While in the local book store, I ran across Think and Grow Rich. Something about the title, the preface and the book’s concise size just spoke to me. I went home and immediately began reading it. I couldn’t put it down. The stories of others applying the principles of The Secret in their every day lives was mesmerizing. The power, the influence, the control these people had of their circumstances was something I never appreciated before as being possible. I had always thought life was a bit more of a crap shoot and that my own success, if I accomplished any, would come as much from luck as anything else.
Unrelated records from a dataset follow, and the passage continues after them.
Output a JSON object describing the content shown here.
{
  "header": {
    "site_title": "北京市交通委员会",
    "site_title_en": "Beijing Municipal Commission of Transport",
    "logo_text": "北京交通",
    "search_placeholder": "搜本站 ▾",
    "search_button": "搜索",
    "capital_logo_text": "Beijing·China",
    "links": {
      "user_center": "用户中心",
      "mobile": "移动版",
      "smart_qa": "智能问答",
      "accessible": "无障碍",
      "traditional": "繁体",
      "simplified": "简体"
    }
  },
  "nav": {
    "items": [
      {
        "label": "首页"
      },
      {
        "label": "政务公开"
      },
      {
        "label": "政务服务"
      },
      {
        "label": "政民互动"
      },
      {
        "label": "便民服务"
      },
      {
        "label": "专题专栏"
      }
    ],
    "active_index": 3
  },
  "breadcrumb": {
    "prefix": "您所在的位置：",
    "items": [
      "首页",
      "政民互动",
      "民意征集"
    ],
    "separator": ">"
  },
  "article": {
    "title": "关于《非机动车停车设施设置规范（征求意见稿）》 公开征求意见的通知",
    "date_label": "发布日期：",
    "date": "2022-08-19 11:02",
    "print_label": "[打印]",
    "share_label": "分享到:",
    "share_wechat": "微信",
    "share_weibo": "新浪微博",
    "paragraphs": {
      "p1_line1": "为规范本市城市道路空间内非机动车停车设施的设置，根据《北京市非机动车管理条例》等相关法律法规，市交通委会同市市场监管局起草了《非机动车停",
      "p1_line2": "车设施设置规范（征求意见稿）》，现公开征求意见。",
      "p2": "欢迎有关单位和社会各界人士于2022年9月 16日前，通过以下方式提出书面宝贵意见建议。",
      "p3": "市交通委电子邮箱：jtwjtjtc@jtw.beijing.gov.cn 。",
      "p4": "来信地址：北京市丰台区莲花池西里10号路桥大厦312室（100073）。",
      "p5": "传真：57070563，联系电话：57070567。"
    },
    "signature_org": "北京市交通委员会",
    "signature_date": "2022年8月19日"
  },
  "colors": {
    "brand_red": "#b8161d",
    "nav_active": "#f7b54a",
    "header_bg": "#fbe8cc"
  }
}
I thought things over a few days. What did I want out of life? What did I want to accomplish? When did I want it by? What would I give the world in return? Okay, simple enough, I thought. I want to retire by 45 and be a multi millionaire. That is my generalization for this post; I was more precise as part of my written actual goals.
I typed up this affirmation up; had it laminated; kept it by my night stand for years and years, reading it to myself every morning and night. Each time I read it, I read it aloud; with passion; with feeling; believing it was already in my possession. I kept at it pretty diligently for the better part of 5+ years, trying to train both my conscious and subconscious mind to apply the universal law of attraction.
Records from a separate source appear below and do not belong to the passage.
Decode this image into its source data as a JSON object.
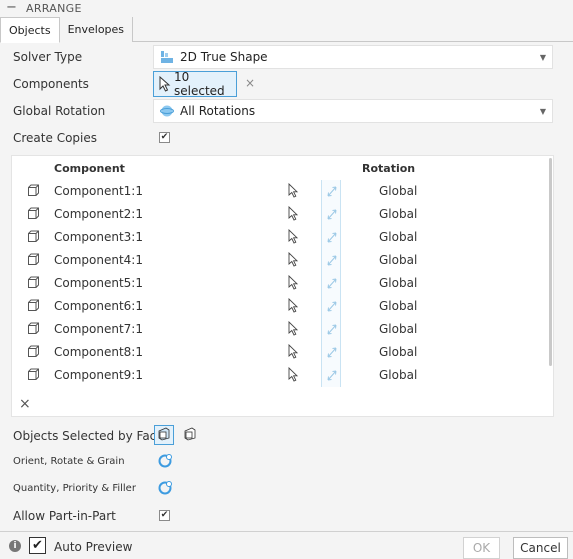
{
  "window": {
    "title": "ARRANGE",
    "collapse_symbol": "−"
  },
  "tabs": [
    {
      "label": "Objects",
      "active": true
    },
    {
      "label": "Envelopes",
      "active": false
    }
  ],
  "solver_type": {
    "label": "Solver Type",
    "value": "2D True Shape",
    "icon": "true-shape-icon"
  },
  "components": {
    "label": "Components",
    "value": "10 selected",
    "clear": "×"
  },
  "global_rotation": {
    "label": "Global Rotation",
    "value": "All Rotations",
    "icon": "rotation-sphere-icon"
  },
  "create_copies": {
    "label": "Create Copies",
    "checked": true,
    "mark": "✔"
  },
  "table": {
    "headers": {
      "component": "Component",
      "rotation": "Rotation"
    },
    "rows": [
      {
        "name": "Component1:1",
        "rotation": "Global"
      },
      {
        "name": "Component2:1",
        "rotation": "Global"
      },
      {
        "name": "Component3:1",
        "rotation": "Global"
      },
      {
        "name": "Component4:1",
        "rotation": "Global"
      },
      {
        "name": "Component5:1",
        "rotation": "Global"
      },
      {
        "name": "Component6:1",
        "rotation": "Global"
      },
      {
        "name": "Component7:1",
        "rotation": "Global"
      },
      {
        "name": "Component8:1",
        "rotation": "Global"
      },
      {
        "name": "Component9:1",
        "rotation": "Global"
      }
    ],
    "delete_symbol": "×"
  },
  "objects_selected_by_face": {
    "label": "Objects Selected by Face"
  },
  "orient_rotate_grain": {
    "label": "Orient, Rotate & Grain"
  },
  "quantity_priority_filler": {
    "label": "Quantity, Priority & Filler"
  },
  "allow_part_in_part": {
    "label": "Allow Part-in-Part",
    "checked": true,
    "mark": "✔"
  },
  "footer": {
    "info_symbol": "i",
    "auto_preview": {
      "label": "Auto Preview",
      "checked": true,
      "mark": "✔"
    },
    "ok_label": "OK",
    "cancel_label": "Cancel"
  },
  "colors": {
    "accent": "#4a9fd8",
    "selected_bg": "#e3f1fb",
    "panel_bg": "#f4f4f4"
  }
}
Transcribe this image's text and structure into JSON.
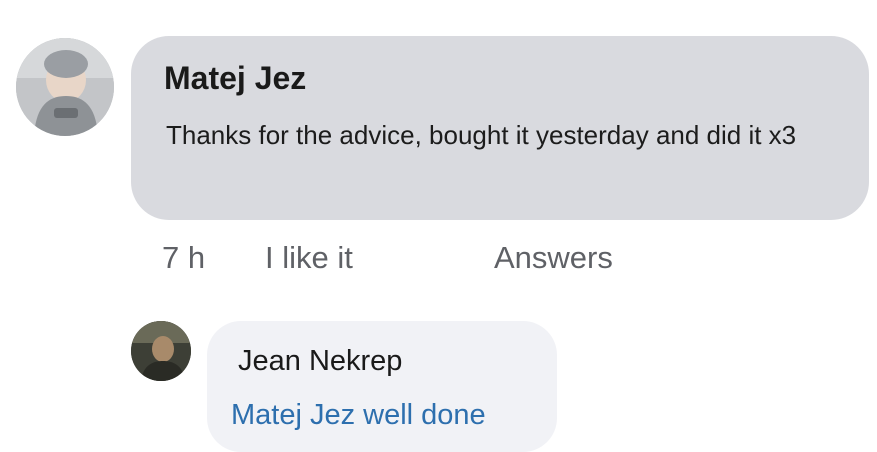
{
  "comment": {
    "author": "Matej Jez",
    "text": "Thanks for the advice, bought it yesterday and did it x3",
    "time": "7 h",
    "like_label": "I like it",
    "answers_label": "Answers"
  },
  "reply": {
    "author": "Jean Nekrep",
    "text": "Matej Jez well done"
  },
  "colors": {
    "comment_bubble": "#d9dadf",
    "reply_bubble": "#f1f2f6",
    "meta_text": "#5f6166",
    "mention_link": "#2d6fae"
  }
}
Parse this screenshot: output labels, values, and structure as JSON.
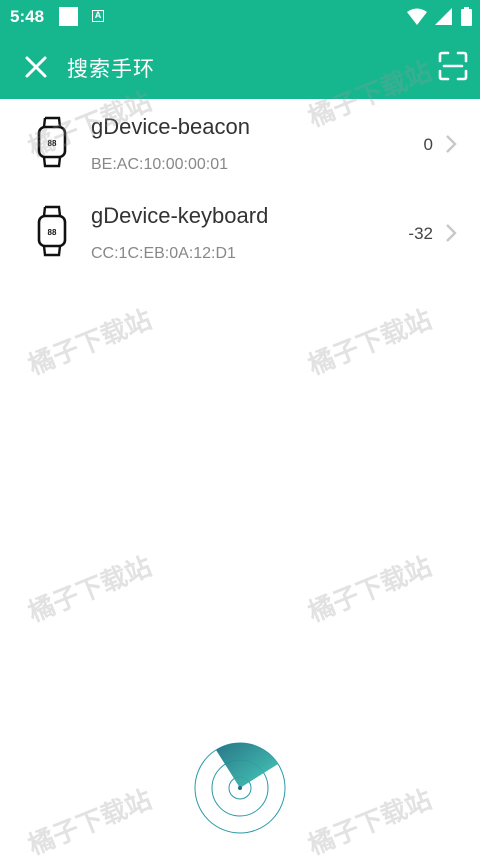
{
  "status_bar": {
    "time": "5:48",
    "notification_icons": [
      "white-square-icon",
      "a-box-icon"
    ],
    "right_icons": [
      "wifi-icon",
      "signal-icon",
      "battery-icon"
    ]
  },
  "app_bar": {
    "title": "搜索手环",
    "close_icon": "close-icon",
    "scan_icon": "scan-icon",
    "background": "#16b78f"
  },
  "devices": [
    {
      "name": "gDevice-beacon",
      "mac": "BE:AC:10:00:00:01",
      "rssi": "0"
    },
    {
      "name": "gDevice-keyboard",
      "mac": "CC:1C:EB:0A:12:D1",
      "rssi": "-32"
    }
  ],
  "watermark": "橘子下载站",
  "radar_icon": "radar-scan-icon"
}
Slowly, I lost the commitment for reading the affirmation daily. Then, I lost the commitment for reading it anything more than every few days and eventually only reading it sporadically. Nonetheless, I kept the goals loosely in the back of my mind throughout my business career and probably still very powerfully in my subconscious mind.
As the years past and my career progressed, I began to have doubts about whether my earlier goal setting efforts had all been in vain. I found myself moving jobs every 4 years or so, without a real sense of accomplishment. Things just didn’t feel like they were unfolding in a logical, linear sequence; I certainly didn’t have a growing bank account to lead me to believe I was on my way to accomplishing my goals.
Then, in the late 90’s, I came across a business start up opportunity I could see I was perfect for. A talented team of smart, hard-working people, a mastermind group, if you will, that could really use someone with my skill sets. I took the plunge. We worked hard; we struggled; we had set backs, but ultimately things started to click for us. Our revenues grew from $0 in the late ’90’s to a few million by 2001. Then, a shake up occurred in our industry and we were prepared to take advantage of it; our revenues grew to $10+ million by 2003. Then, another shake up; our revenues grew to $30+ million by 2005. Before I knew it, we were producing $100 million annually by the end of 2010, and a great deal of it was pure profit given the nature of our industry.
At some point, I sat down with my financially planner and began preparing for my family’s future. Suddenly, I realized I was just a few years from turning 45, my original goal completion date. When I looked at the estimated value of my ownership, it was more than 10X what I had originally been shooting for. Holy moly! Then I asked myself, what am I still showing up to work every day for? Sure, I still liked it, but it didn’t give me the same adrenaline charge it once had. So, one day, I just walked in and told my partners I would be selling them my ownership interest and leaving the firm. It was such a relief and such a sense of personal accomplishment. I left lots and lots of money on the table, but knew it was the absolute right thing to do. I had accomplished my goals and the universe had given me many multiples of what I had asked for. Wow! Time to enjoy a a much needed break and time with the family.
Now, I’m faced with a new source of anxiety albeit with more confidence in myself; what are my next set of requests for the universe? Hmm, not sure yet, but am certainly dreaming big. Something to do with health and wellness? Something to do with helping others start successful companies? Something to help others get the most out of their teams? Not sure yet, but when I make up my mind, I’ll let you know!